La tramitación urgente evita los debates parlamentarios

No obstante, probablemente por razones de urgencia, la fórmula escogida, que vincula la renovación del órgano a una proposición de ley por procedimiento de urgencia, reduce los debates parlamentarios y hace que se prescinda de informes previos que serían preceptivos de tramitarse como anteproyecto de ley. 

El PSOE y el Partido Popular han acordado reformar por esta vía tanto la Ley Orgánica del Poder Judicial como el Estatuto Orgánico del Ministerio Fiscal, con el objetivo de reforzar las garantías de independencia de jueces y magistrados, y de la Fiscalía General del Estado. 

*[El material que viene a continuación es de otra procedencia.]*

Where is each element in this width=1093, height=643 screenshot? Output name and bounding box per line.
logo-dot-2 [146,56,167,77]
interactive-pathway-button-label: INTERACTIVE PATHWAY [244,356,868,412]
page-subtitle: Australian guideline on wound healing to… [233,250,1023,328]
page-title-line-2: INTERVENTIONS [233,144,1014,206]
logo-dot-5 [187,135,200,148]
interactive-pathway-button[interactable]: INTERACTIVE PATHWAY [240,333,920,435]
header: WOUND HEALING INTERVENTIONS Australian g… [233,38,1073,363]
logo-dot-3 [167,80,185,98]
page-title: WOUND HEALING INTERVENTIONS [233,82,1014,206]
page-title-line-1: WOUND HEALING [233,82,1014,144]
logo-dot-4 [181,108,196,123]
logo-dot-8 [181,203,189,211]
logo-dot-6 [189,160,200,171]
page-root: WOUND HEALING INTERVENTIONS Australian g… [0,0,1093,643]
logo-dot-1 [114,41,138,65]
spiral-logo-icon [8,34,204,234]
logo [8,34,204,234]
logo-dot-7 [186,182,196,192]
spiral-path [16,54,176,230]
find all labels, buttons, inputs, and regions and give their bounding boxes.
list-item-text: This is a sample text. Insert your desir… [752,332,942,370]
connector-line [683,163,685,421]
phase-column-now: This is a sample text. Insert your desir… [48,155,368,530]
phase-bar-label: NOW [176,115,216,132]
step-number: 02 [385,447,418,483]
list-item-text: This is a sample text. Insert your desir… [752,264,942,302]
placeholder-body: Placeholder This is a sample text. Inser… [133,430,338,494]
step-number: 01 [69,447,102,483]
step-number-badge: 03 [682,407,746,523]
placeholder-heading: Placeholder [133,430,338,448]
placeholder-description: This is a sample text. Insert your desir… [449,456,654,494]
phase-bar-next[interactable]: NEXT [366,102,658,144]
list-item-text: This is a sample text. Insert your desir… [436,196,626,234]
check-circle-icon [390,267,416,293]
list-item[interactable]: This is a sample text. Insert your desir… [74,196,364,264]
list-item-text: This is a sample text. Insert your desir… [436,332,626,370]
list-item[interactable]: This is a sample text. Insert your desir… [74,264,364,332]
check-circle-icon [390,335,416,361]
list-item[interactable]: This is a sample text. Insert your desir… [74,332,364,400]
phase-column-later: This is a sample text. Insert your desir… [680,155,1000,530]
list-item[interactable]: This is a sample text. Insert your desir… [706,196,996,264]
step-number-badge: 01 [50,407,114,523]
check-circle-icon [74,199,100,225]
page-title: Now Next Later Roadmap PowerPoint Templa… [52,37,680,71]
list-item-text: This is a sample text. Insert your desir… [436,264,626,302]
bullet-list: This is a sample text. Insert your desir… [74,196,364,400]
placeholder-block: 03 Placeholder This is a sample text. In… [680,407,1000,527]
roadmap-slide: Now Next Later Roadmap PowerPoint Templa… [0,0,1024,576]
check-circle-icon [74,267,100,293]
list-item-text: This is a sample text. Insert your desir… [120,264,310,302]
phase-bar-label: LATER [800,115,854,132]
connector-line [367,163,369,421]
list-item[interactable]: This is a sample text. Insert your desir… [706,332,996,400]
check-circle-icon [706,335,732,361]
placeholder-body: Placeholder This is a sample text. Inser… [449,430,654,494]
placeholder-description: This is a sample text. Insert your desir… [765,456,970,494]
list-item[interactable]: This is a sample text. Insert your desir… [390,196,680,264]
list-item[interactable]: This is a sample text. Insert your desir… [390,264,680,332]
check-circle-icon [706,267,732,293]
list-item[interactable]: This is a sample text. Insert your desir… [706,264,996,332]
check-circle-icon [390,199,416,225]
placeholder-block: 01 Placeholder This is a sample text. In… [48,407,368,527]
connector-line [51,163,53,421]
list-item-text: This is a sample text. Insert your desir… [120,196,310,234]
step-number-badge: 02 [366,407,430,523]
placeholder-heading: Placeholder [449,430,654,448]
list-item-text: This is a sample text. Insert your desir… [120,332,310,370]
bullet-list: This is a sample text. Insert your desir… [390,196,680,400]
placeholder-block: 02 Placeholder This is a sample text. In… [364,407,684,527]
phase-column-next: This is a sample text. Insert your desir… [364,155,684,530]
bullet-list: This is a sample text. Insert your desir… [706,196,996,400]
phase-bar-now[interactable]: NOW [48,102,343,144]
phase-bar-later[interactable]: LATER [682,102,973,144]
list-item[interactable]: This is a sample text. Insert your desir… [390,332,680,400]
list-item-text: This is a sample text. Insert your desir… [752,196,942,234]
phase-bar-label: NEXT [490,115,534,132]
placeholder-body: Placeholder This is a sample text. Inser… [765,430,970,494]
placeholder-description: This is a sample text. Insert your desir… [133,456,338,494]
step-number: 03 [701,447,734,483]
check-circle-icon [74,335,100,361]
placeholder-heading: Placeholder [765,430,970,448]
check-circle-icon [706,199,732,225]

La importancia de objetivar los criterios de nombramiento

Por último, se prevé la creación de una Comisión de Calificación, formada por cinco vocales, para informar sobre todos los nombramientos que sean competencia del pleno, con el objetivo de garantizar una valoración objetiva de las candidaturas. 

«Sería muy conveniente un desarrollo más ambicioso de la objetivización de los nombramientos, en la línea de lo propuesto por el todavía presidente del CGPJ», reclama Elisa de la Nuez. La Fundación Hay Derecho propone que los actuales nombramientos discrecionales se realicen «de acuerdo a criterios objetivos de mérito y capacidad previamente definidos, con transparencia y libre concurrencia», concluye Safira Cantos. El actual sistema de nombramientos discrecionales de la cúpula judicial es un problema que debe abordarse sin demora. Deben motivarse de forma objetiva los ascensos a responsabilidades como magistrados del Tribunal Supremo, y presidencias de tribunales superiores de justicia, Audiencia Nacional o audiencias provinciales.